Светлый фон

Ничего приятного в его сдержанной улыбке, как и в блеске инея серых глаз под кустистыми оловянными бровями. Когда он говорит, сочные красные перья гребня раскрываются веером — корона языков пламени в лучах яркого солнца, бьющего в окна фасада.

Чеглок краснеет, внезапно вспомнив, как издевался над Голубем и швырялся корками от пиццы, когда он в третий раз пришел к ним в номер с жалобой на шум. Это уже когда общий зал закрылся, и они перешли наверх.

— Я… гм… вчера вечером… — начинает он. — Я здорово паршиво себя чувствую…

— И выглядите соответственно, — удовлетворенно хмыкает Голубь, развертывая жесткий гребень полностью. Остроконечные уши насторожились, приподнятые тонкой серебряной цепочкой, спадающей с головы на обе стороны к ряду колечек и шипов в ушных раковинах. Такая тщательная система украшений, напоминающая оснастку парусных судов или подъемных мостов, считалась модной у эйров поколения Голубя, но Чеглок и его друзья избегают столь кричащей декоративности. У него самого единственная драгоценность — тонкая цепочка из трех сплетенных прядей: две золотые, одна серебряная, — и эта цепочка, обернутая вокруг левого уха, болтается на дюйм ниже мочки. У него есть привычка указательным пальцем теребить свободный конец, когда он нервничает — как вот сейчас.

— Я прошу прощения за шум, ну, и… вообще, — храбро прет он вперед, все же понизив голос так, чтобы клерк у конторки (шахт в темных очках, стоящий неподвижно возле груды камней, на которую он очень похож) не подслушал этих унизительных извинений. И еще потому, что не может сегодня слышать громкие голоса, в том числе и свой.

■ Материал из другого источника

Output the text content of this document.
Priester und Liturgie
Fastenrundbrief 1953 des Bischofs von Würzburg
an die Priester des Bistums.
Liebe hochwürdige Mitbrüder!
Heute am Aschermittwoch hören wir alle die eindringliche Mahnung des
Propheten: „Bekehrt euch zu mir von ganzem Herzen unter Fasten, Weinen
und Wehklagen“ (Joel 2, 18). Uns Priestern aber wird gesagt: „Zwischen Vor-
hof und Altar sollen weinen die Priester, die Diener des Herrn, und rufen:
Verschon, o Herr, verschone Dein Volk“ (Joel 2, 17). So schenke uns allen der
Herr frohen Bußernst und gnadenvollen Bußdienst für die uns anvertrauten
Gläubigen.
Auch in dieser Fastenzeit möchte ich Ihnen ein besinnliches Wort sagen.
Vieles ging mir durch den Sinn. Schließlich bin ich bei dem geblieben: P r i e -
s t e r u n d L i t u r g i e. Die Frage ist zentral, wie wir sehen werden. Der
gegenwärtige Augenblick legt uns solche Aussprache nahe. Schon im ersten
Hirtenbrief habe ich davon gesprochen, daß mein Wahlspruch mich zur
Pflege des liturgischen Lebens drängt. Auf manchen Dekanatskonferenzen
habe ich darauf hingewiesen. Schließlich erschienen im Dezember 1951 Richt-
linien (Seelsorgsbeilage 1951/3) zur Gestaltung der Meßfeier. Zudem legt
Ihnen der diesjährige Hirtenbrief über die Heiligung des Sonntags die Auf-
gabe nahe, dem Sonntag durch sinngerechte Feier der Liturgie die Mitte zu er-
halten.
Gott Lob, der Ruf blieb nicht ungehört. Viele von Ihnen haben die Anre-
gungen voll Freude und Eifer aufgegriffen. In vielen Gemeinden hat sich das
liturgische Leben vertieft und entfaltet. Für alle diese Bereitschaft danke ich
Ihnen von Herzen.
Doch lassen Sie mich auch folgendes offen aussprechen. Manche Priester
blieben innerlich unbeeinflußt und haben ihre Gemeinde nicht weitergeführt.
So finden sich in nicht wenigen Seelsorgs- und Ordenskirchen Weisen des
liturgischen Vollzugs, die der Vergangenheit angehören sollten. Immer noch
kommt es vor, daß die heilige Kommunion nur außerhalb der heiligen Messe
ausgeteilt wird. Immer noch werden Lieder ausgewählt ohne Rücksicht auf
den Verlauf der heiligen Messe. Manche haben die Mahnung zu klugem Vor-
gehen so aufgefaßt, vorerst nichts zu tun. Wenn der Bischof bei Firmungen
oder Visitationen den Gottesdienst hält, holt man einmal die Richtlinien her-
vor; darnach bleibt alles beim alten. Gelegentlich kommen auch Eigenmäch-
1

По десятибалльной шкале похмелья у него сегодня одиннадцать.

— Значит, какие-то манеры у вас все-таки есть.

Голова Голубя покачивается вверх-вниз, как у одноименных птиц, которых Чеглок никогда не встречал раньше в таких количествах, как здесь, в Мутатис-Мутандис, расхаживающих по мостовым столицы Содружества, будто она им принадлежит. Небольшая популяция голубей далекого Вафтинга, его родного гнездилища, держится тише воды ниже травы из-за множества хищных видов, что живут в Фезерстонских горах.

— Чего о ваших облезлых дружках никак не могу сказать, — продолжает ворчливо хозяин гостиницы. — Вывалились сегодня утром отсюда, даже не пискнули. Вчера ночью я был на перышко от того, чтобы вышвырнуть вас на улицу. И еще не совсем передумал.

Изо всех сил стремясь оказаться где-нибудь подальше, Чеглок все же испытывает стыд за свое поведение и не хочет еще больше позориться, спеша прочь. Ходили слухи, что сухое крыло Голубя — последствие его паломничества, но, как бы то ни было, а увечье мешает ему летать. Да, он может призвать достаточно ветра, чтобы его подняло в воздух, но это же не значит по-настоящему летать. Для эйра по крайней мере — ни точности, ни изящества. Честно говоря, Чеглок с приятелями так с ним злобно обращались, поскольку это увечье возбуждало в них не жалость, а страх — темный страх, что с ними случится то же самое. Но это не оправдание. Чеглок благодарит Шанс, что его родители остановились у приятелей-тельпов в другой части города. Отец его, Сапсан, предостерегал его в долгом полете из Вафтинга не забывать, что он представляет на Испытании родное гнездовье и должен держать себя соответственно. Почему-то Чеглок уверен, что швыряться крошками пиццы в увечного хозяина гостиницы, при этом распевая во всю глотку похабные лимерики, — не то, что имел в виду отец.